EUROFER and the industriALL union want policy makers to take action and ward off further job losses.
According to EUROFER, around 5,000 jobs have been lost in the past month and there is a real and present threat to Europe’s 330,000 steelworkers, a headcount down 85,000 since 2008.
Bart Samyn, deputy secretary general of industriALL, said that ministers must understand that job losses are happening now and that layoffs are a direct consequence of the regulatory burden at EU and member state levels, and in particular due to the dumping of Chinese steel on the EU market.
EUROFER’s director-general Axel Eggert, said the EU needs to adapt its trade, climate and energy policies and review the EU Emission Trading Scheme in order to keep the steel sector competitive. “Best performers in carbon leakage sectors like steel must not be penalized by additional direct or indirect carbon costs against extra-EU competitors,” said Eggert, adding “Our goal is for policy makers to do whatever it takes to keep this innovative, strategic industry in Europe.”
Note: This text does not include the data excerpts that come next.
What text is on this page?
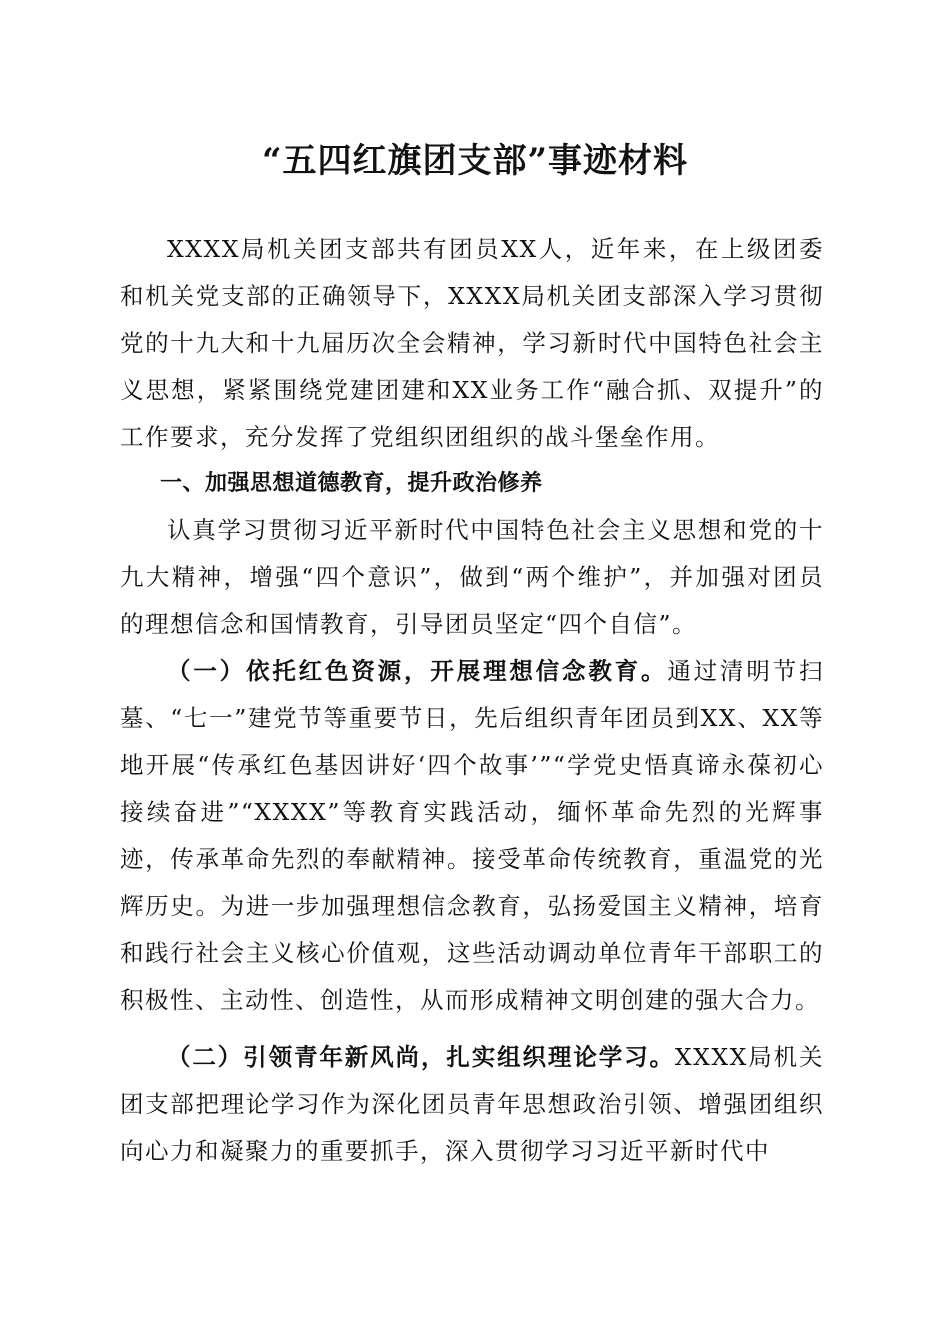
“五四红旗团支部”事迹材料

XXXX局机关团支部共有团员XX人，近年来，在上级团委和机关党支部的正确领导下，XXXX局机关团支部深入学习贯彻党的十九大和十九届历次全会精神，学习新时代中国特色社会主义思想，紧紧围绕党建团建和XX业务工作“融合抓、双提升”的工作要求，充分发挥了党组织团组织的战斗堡垒作用。

一、加强思想道德教育，提升政治修养

认真学习贯彻习近平新时代中国特色社会主义思想和党的十九大精神，增强“四个意识”，做到“两个维护”，并加强对团员的理想信念和国情教育，引导团员坚定“四个自信”。

（一）依托红色资源，开展理想信念教育。通过清明节扫墓、“七一”建党节等重要节日，先后组织青年团员到XX、XX等地开展“传承红色基因讲好‘四个故事’”“学党史悟真谛永葆初心接续奋进”“XXXX”等教育实践活动，缅怀革命先烈的光辉事迹，传承革命先烈的奉献精神。接受革命传统教育，重温党的光辉历史。为进一步加强理想信念教育，弘扬爱国主义精神，培育和践行社会主义核心价值观，这些活动调动单位青年干部职工的积极性、主动性、创造性，从而形成精神文明创建的强大合力。

（二）引领青年新风尚，扎实组织理论学习。XXXX局机关团支部把理论学习作为深化团员青年思想政治引领、增强团组织向心力和凝聚力的重要抓手，深入贯彻学习习近平新时代中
EUROFER claims that Chinese exports have ‘exploded’ to 110Mt this year and have doubled over the past two years. It says that the EU must speed up the deployment of its trade defence instruments in order to safeguard steel industry jobs.
EUROFER and industriALL also warns member states about granting market economy status to China when it does not meet the technical criteria to be considered a market economy. Such a move, say both organisations, ‘would be devastating for a number of manufacturing sectors in the EU’ as the possibility to impose anti-dumping measures on cheap Chinese imports would largely disappear.
“Once these jobs have disappeared, they are gone forever,” said Eggert.